Ensure sustainable consumption and production patterns.
By monitoring and automating a large part of the growing process the applied resources will be used in the most efficient way which results in the least amount of waste. Working with high efficiency, meaning doing the right things in the best possible way, is the responsible way how to treat any resource, it being time, energy, water or anything else. The gained knowledge will help and train the system from within.
Take urgent action to combat climate change and its impacts.
Probably the leading goal and unifying the team in its motivation. Climate change needs immediate action on all levels of our society.
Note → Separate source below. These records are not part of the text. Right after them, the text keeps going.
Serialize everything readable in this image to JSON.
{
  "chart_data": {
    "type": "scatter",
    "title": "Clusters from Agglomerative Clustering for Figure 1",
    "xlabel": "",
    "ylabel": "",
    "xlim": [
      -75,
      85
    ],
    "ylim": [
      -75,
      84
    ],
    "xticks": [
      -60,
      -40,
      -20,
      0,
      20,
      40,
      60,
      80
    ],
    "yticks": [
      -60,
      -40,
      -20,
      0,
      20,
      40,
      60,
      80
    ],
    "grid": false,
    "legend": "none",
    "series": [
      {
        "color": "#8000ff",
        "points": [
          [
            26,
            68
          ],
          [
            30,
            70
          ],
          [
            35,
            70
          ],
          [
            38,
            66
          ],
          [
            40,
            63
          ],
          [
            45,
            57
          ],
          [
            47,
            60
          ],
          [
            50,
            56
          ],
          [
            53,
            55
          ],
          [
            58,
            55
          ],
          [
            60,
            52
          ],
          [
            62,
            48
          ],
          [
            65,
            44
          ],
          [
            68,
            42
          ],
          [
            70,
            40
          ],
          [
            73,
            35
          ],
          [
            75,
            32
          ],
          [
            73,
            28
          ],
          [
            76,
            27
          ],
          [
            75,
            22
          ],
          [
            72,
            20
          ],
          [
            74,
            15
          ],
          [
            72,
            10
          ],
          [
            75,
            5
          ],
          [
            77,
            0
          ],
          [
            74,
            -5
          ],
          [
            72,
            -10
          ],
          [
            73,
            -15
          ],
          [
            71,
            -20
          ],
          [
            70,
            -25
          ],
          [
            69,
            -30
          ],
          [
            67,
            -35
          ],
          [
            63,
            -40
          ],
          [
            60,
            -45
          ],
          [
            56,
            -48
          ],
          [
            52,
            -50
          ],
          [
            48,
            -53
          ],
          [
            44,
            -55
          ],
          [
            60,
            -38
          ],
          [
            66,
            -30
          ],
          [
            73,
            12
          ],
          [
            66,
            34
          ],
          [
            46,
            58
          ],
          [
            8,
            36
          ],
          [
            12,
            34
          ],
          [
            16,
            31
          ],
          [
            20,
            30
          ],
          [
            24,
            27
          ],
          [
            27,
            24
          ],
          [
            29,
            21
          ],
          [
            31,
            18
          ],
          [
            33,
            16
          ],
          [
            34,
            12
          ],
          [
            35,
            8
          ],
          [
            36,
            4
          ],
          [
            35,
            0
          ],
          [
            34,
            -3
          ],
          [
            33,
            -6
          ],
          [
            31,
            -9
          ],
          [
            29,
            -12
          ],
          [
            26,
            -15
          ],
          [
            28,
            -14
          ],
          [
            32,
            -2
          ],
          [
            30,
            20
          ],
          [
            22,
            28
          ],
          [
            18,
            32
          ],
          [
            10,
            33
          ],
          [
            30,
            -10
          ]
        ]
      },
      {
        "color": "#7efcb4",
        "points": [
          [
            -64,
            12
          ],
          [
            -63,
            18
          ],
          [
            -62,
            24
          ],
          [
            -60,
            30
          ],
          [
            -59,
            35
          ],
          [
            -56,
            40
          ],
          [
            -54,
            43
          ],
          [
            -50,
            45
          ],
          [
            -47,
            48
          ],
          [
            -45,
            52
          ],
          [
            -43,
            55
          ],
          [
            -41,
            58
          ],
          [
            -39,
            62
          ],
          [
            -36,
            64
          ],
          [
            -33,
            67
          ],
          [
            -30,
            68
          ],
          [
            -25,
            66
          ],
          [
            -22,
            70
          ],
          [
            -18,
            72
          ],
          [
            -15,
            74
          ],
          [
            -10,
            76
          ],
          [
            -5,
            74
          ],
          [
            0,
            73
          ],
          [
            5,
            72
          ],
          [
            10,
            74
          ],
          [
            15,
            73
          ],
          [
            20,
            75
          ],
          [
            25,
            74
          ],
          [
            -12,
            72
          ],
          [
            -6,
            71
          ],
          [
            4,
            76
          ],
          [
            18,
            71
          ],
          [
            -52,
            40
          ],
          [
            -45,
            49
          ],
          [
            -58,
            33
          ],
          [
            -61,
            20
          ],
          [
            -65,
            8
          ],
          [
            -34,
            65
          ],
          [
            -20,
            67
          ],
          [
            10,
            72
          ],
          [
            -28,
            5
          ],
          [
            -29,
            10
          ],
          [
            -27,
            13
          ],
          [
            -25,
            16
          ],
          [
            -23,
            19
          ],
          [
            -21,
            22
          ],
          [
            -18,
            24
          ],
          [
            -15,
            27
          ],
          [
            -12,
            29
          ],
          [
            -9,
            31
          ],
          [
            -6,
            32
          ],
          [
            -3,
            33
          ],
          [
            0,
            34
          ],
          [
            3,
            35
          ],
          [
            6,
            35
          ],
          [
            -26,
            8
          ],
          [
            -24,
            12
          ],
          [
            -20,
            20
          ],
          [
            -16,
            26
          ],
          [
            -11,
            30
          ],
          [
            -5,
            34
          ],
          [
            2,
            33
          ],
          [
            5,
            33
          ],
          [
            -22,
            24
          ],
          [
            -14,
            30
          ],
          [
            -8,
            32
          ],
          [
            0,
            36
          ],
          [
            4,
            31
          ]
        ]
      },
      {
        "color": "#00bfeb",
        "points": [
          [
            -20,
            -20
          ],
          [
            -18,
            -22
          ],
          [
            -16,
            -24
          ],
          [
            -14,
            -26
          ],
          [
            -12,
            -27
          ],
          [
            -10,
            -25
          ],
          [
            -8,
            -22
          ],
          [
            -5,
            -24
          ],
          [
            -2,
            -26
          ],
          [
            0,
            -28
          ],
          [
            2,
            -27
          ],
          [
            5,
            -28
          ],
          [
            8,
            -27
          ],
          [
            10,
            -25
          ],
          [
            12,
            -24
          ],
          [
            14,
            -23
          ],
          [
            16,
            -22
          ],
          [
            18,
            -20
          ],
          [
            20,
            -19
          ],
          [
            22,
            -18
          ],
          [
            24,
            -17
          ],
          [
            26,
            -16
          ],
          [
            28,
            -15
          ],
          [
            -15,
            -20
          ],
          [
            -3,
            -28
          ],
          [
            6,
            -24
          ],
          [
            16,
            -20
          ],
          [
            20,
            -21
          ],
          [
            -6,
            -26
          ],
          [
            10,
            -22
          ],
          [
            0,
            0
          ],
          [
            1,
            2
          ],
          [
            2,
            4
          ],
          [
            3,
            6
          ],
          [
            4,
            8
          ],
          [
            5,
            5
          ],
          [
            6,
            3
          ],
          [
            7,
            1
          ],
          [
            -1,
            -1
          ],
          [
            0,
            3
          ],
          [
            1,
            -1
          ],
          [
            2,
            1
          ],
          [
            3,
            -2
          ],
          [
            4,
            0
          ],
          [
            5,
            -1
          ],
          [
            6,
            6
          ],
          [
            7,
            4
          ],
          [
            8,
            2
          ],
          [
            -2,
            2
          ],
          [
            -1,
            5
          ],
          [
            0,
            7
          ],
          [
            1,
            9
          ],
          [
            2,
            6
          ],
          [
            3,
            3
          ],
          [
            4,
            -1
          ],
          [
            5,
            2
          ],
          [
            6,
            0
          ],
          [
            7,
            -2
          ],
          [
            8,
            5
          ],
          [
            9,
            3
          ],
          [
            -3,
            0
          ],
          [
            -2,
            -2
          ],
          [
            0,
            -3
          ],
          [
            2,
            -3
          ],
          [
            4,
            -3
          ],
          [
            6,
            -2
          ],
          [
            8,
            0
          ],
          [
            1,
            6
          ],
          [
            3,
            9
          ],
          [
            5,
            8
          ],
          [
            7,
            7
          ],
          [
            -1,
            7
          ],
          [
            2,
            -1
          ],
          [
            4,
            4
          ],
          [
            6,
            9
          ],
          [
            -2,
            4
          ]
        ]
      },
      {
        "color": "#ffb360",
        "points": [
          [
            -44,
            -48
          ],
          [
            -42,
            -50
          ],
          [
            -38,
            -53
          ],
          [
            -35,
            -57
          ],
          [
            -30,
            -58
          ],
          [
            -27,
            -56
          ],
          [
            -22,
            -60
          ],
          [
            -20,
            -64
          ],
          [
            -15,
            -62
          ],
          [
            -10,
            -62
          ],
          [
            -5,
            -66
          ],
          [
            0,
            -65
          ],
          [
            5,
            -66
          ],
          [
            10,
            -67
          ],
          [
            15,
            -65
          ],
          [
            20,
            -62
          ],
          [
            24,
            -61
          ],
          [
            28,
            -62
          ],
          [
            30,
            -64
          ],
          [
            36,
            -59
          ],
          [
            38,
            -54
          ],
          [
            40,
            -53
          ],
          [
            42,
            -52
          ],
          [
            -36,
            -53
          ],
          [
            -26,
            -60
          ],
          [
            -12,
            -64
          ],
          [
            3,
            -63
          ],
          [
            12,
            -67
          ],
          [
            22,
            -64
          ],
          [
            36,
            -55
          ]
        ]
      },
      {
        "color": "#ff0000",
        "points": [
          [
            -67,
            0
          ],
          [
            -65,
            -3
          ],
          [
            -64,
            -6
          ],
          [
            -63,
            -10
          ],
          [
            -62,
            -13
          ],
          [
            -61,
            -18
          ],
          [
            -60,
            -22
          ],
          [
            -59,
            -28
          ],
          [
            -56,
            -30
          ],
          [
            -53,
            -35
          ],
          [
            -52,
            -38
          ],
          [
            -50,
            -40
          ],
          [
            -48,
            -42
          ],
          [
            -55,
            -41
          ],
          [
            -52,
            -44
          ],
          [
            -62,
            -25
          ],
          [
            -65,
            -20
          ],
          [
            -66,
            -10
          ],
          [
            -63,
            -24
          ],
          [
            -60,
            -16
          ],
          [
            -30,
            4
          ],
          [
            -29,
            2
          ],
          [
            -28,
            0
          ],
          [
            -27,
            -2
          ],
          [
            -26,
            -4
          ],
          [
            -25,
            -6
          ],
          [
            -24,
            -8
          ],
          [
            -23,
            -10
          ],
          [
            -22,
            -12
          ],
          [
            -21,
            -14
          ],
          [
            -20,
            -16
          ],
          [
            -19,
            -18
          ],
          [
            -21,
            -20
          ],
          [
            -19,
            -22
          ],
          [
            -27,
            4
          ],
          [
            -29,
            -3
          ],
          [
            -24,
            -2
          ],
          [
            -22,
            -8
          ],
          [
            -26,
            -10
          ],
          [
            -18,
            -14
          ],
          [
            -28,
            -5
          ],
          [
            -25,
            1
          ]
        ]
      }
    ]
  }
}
Bitroot strives to lower the need for food imports by promoting local agriculture; even in remote regions (e.g. northern Sweden), where agriculture is otherwise not feasible without constant monitoring of growing conditions.
Ensure healthy lives and promote well-being for all at all ages.
By lowering the work through automation and shifting the remaining work towards human strengths, the life quality can be increased. You could simply just read a book at night.
Promote sustained, inclusive and sustainable economic growth, full and productive employment and decent work for all.
We work towards a decentralised food production by giving a competitive edge to locally producing farmers. Many people depend on this large industry, both for work and food.
Build resilient infrastructure, promote inclusive and sustainable industrialization and foster innovation.
Decentralized food production is more resilient because a natural disaster would only have an impact on the local level. Thus strong networks are needed, but “everyday” food imports can be lowered drastically.
Make cities and human settlements inclusive, safe, resilient and sustainable.
Growing a city’s food in its suburbs and potentially even inside the city decreases the need for transportation and increases food quality and resilience.
Protect, restore and promote sustainable use of terrestrial ecosystems, sustainably manage forests, combat desertification, and halt and reverse land degradation and halt biodiversity loss.